We simply flip-flopped each year which family we would travel to see on Christmas Eve and Christmas Day. We juggled paid vacation days and car rides, and at the end of it we returned to work and school exhausted. Next year, we said, would be different.
It wasn’t.
Baby
Then comes baby, and the continuing predicament of how to split holiday time with multiple families who now all want to love on a tiny baby.
We’ve made the trek in the snow to spend Christmas in our parents’ homes two years in a row. As we all know, this requires packing all the baby items: diapers, wipes, pacifiers, [holiday] clothing, [holiday] PJs, white noise machine, pack-and-play, toys, bottles, bibs, baby food, baby spoon, baby monitor, books … what did I miss?
After a marathon of packing, traveling, and re-packing with a baby, I vowed yet again: no more.
Our Family
And this is finally the year no more will be put into action. If I sound harsh or ungrateful at this point, that is really not my intention.
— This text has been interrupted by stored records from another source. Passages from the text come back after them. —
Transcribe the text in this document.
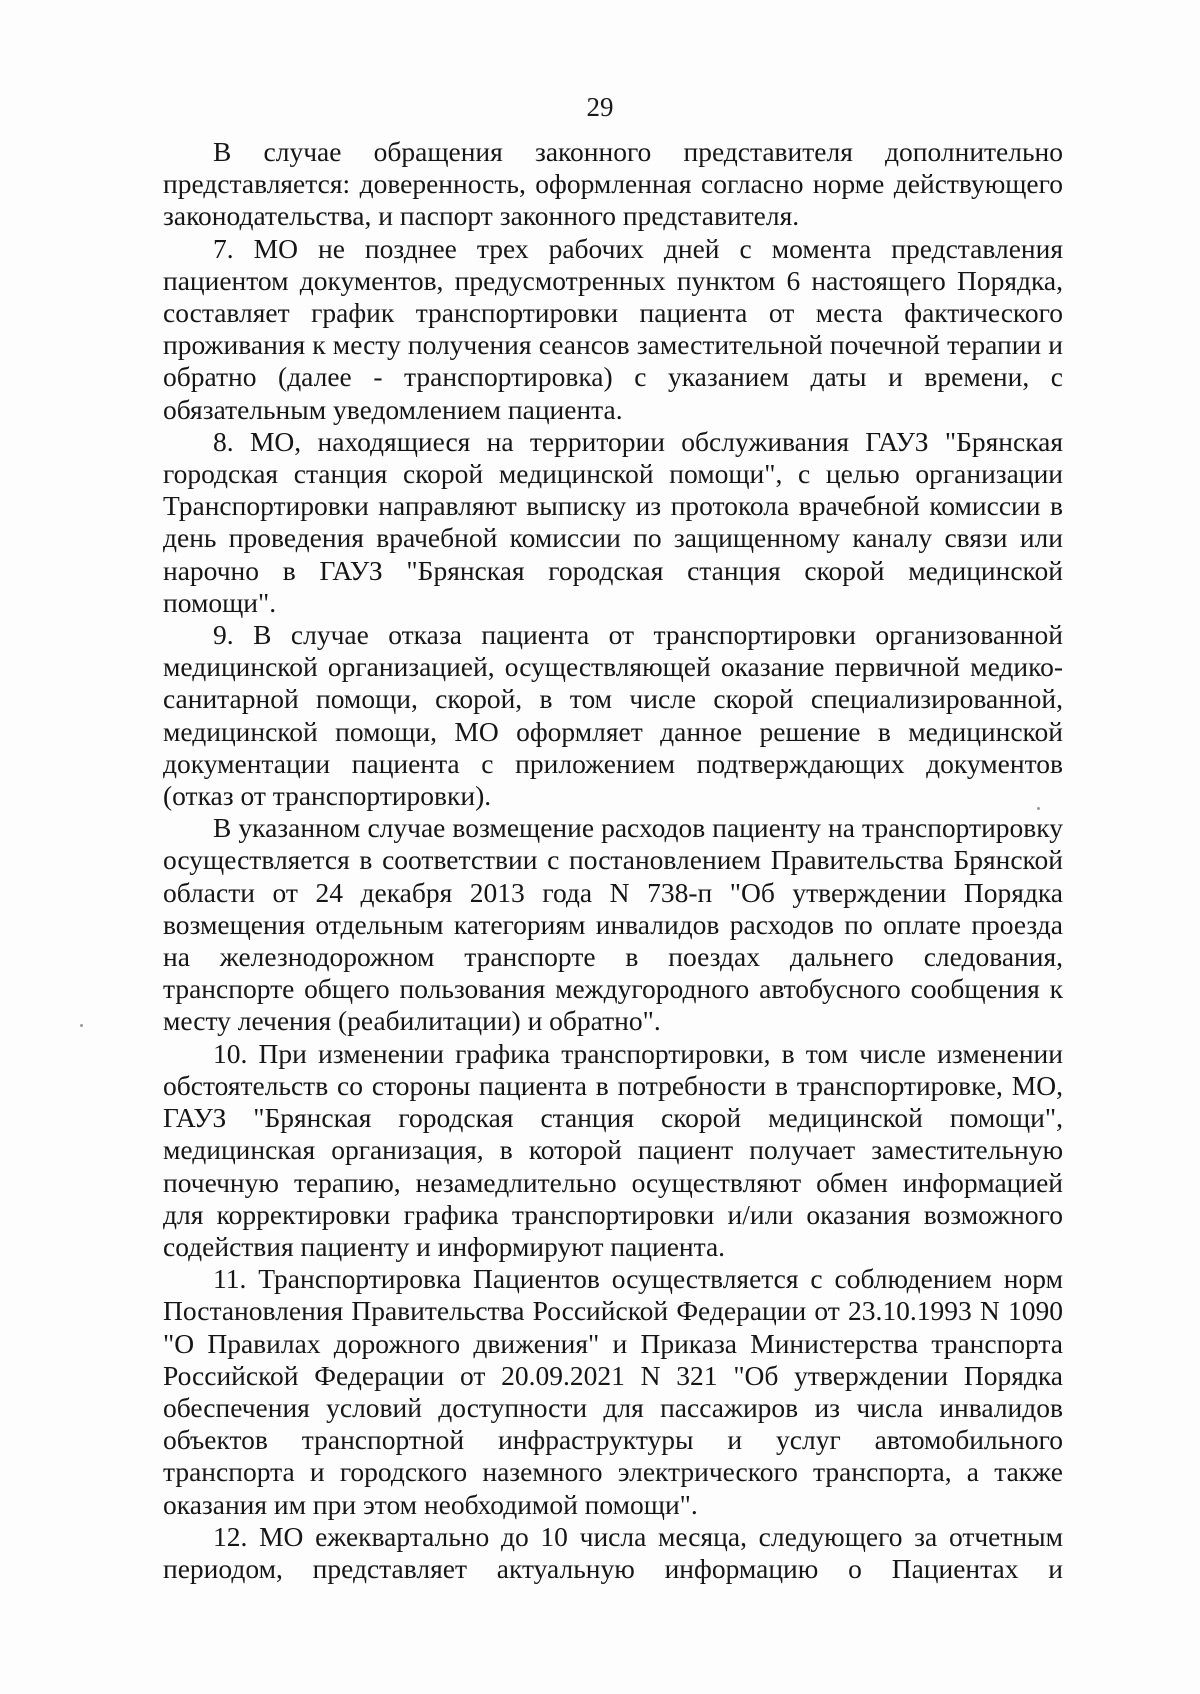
29

В случае обращения законного представителя дополнительно представляется: доверенность, оформленная согласно норме действующего законодательства, и паспорт законного представителя.

7. МО не позднее трех рабочих дней с момента представления пациентом документов, предусмотренных пунктом 6 настоящего Порядка, составляет график транспортировки пациента от места фактического проживания к месту получения сеансов заместительной почечной терапии и обратно (далее - транспортировка) с указанием даты и времени, с обязательным уведомлением пациента.

8. МО, находящиеся на территории обслуживания ГАУЗ "Брянская городская станция скорой медицинской помощи", с целью организации Транспортировки направляют выписку из протокола врачебной комиссии в день проведения врачебной комиссии по защищенному каналу связи или нарочно в ГАУЗ "Брянская городская станция скорой медицинской помощи".

9. В случае отказа пациента от транспортировки организованной медицинской организацией, осуществляющей оказание первичной медико-санитарной помощи, скорой, в том числе скорой специализированной, медицинской помощи, МО оформляет данное решение в медицинской документации пациента с приложением подтверждающих документов (отказ от транспортировки).

В указанном случае возмещение расходов пациенту на транспортировку осуществляется в соответствии с постановлением Правительства Брянской области от 24 декабря 2013 года N 738-п "Об утверждении Порядка возмещения отдельным категориям инвалидов расходов по оплате проезда на железнодорожном транспорте в поездах дальнего следования, транспорте общего пользования междугородного автобусного сообщения к месту лечения (реабилитации) и обратно".

10. При изменении графика транспортировки, в том числе изменении обстоятельств со стороны пациента в потребности в транспортировке, МО, ГАУЗ "Брянская городская станция скорой медицинской помощи", медицинская организация, в которой пациент получает заместительную почечную терапию, незамедлительно осуществляют обмен информацией для корректировки графика транспортировки и/или оказания возможного содействия пациенту и информируют пациента.

11. Транспортировка Пациентов осуществляется с соблюдением норм Постановления Правительства Российской Федерации от 23.10.1993 N 1090 "О Правилах дорожного движения" и Приказа Министерства транспорта Российской Федерации от 20.09.2021 N 321 "Об утверждении Порядка обеспечения условий доступности для пассажиров из числа инвалидов объектов транспортной инфраструктуры и услуг автомобильного транспорта и городского наземного электрического транспорта, а также оказания им при этом необходимой помощи".

12. МО ежеквартально до 10 числа месяца, следующего за отчетным периодом, представляет актуальную информацию о Пациентах и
I fully realize how fortunate we are to have this perceived problem, and we do love spending time with our families.
But year after year, I couldn’t help but ask myself, “When do we start creating our own holiday traditions in our own home?”
I may have not known the answer then, but I know now I want these three things for our daughter:
- To have memories of waking up in her own home on Christmas morning
- To have some expectancy of what our immediate family does each Christmas
- To someday invite friends and significant others to be part of our holiday festivities
And someday (far away) I want her to create her own holiday traditions with her own family in her own home.
Let me be clear: our door is always open for any and all family and friends who want to spend the holidays with us – but we won’t be budging from our own home on Christmas Eve or Christmas Day.
At least not this year. Christmas in Hawaii isn’t totally out of the question.